Experimental synthesis of zeolites from pre-processed coal fly ash using the microwave irradiation method

Abstract

Coal power plants contribute by an excess of 40% to the generation of electricity worldwide. Coal fly ash (CFA), being a dominating by-product of coal power generation, is unique due to its physicochemical properties such as thermal stability, chemical inertness, compressive strength, and adsorption. However, reducing the inherent impurities of CFA, which is heterogeneous, has proven to enhance its ability to be valorised into different second-generation products of high value. Pre-processing has been a successful method in eliminating impurities of CFA, and washing cycles method is the preprocessing technique used in this study. Zeolites, a second-generation product from CFA, are well known for their excellent adsorption properties due to their high surface area and porosity, being an optimal solution for wastewater treatment. Also, the microwave irradiation method has proven to be useful and rapid in synthesising zeolites.

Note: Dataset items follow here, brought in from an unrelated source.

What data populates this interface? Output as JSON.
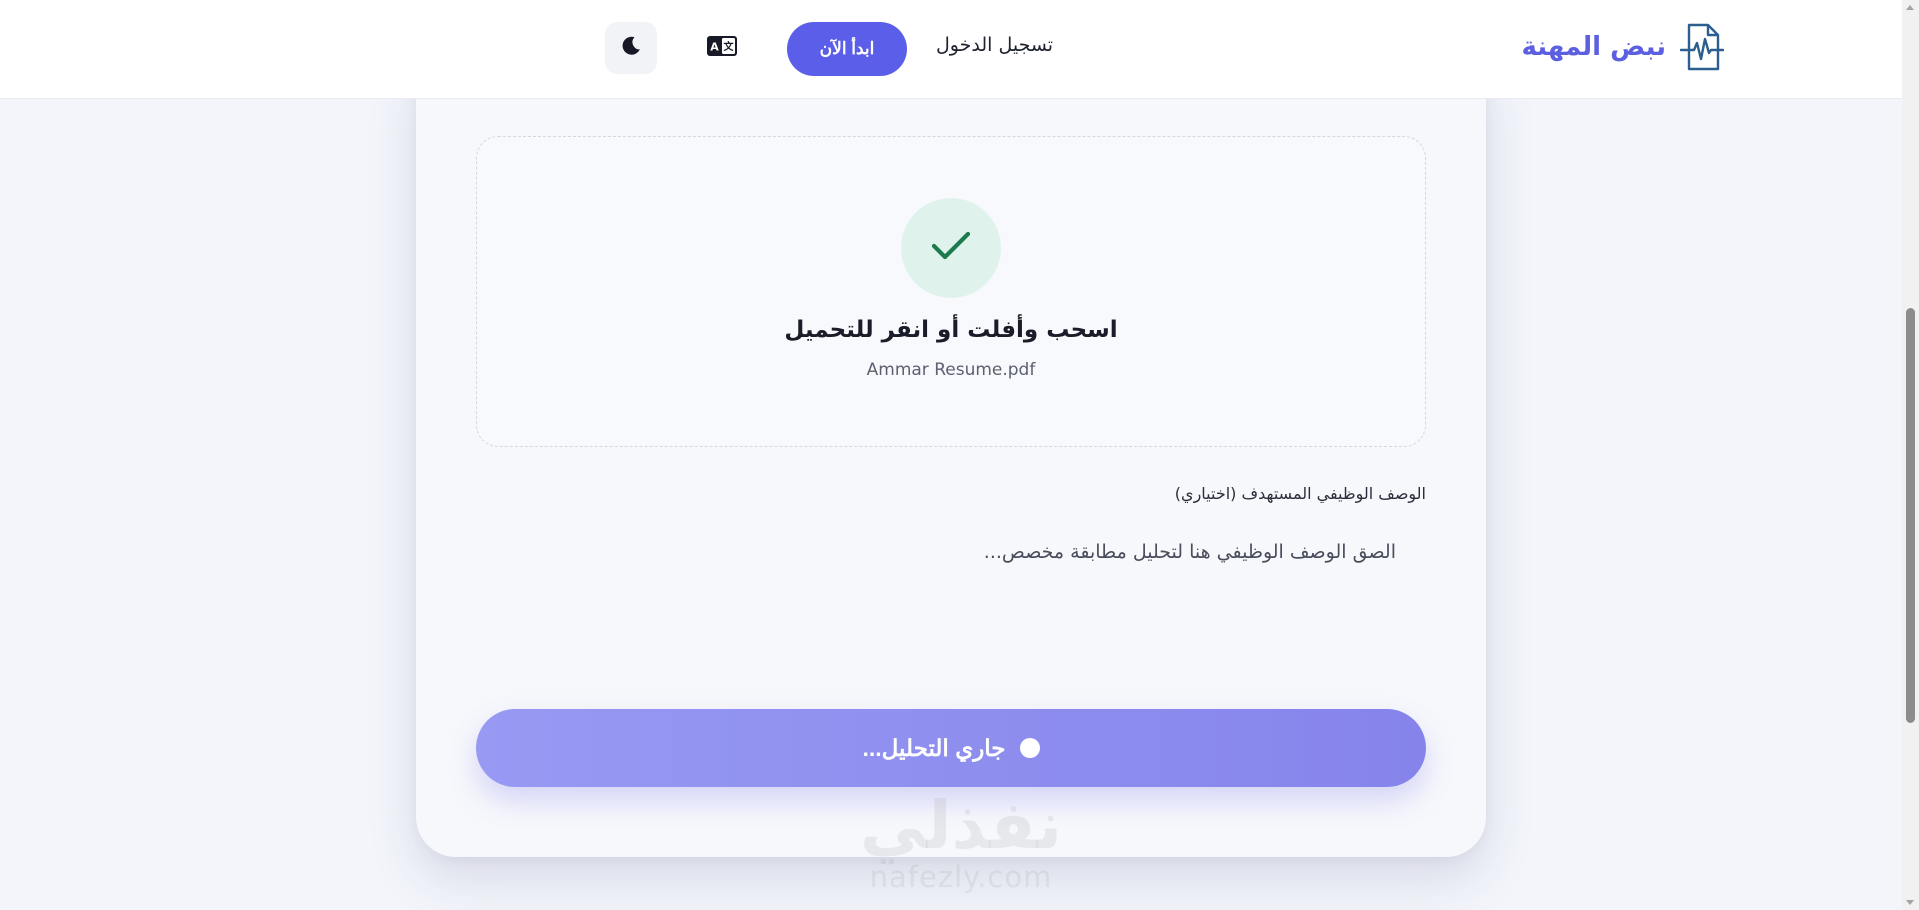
{
  "header": {
    "brand_name": "نبض المهنة",
    "login_label": "تسجيل الدخول",
    "start_label": "ابدأ الآن",
    "accent_color": "#5b5ee8",
    "icons": {
      "brand": "heartbeat-document-icon",
      "language": "translate-icon",
      "theme": "moon-icon"
    }
  },
  "upload": {
    "status_icon": "check-icon",
    "title": "اسحب وأفلت أو انقر للتحميل",
    "file_name": "Ammar Resume.pdf"
  },
  "job_description": {
    "label": "الوصف الوظيفي المستهدف (اختياري)",
    "placeholder": "الصق الوصف الوظيفي هنا لتحليل مطابقة مخصص..."
  },
  "analyze_button": {
    "label": "جاري التحليل...",
    "loading": true
  },
  "watermark": {
    "arabic": "نفذلي",
    "latin": "nafezly.com"
  }
}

This study investigates the effect of pre-processed CFA obtained through optimised utilisation of wash cycles, compared to raw CFA, and the feasible conditions of zeolite synthesis from CFA which have undergone the wash cycle preprocessing technique. NaOH concentration and microwave irradiation power were considered as key parameters. X-ray diffraction (XRD) and Scanning Electron Microscopy (SEM) coupled with Energy Dispersive Spectroscopy (EDS) were utilised to verify the enhanced nature of CFA after pre-processing, and formation of zeolites. The results of XRD infer that Mullite (Al4+2xSi2-2xO10-x) is the major crystal match for CFA obtained from the site. Also, pre-processed CFA yields a better qualitative phase analysis with Mullite than raw CFA, with the former having a peak coverage of Mullite that is approximately three-fold than the latter. Furthermore, according to the experimental results, zeolite L and zeolite Na-Y were produced from the process, having an optimal NaOH concentration of 2.5M and microwave irradiation power of 300W. These findings have been corroborated using XRD and SEM with EDS analyses, and we recommend further extension of the frontier to check the viability of zeolite formation with other critical parameters, paving way to an effective treatment of wastewater.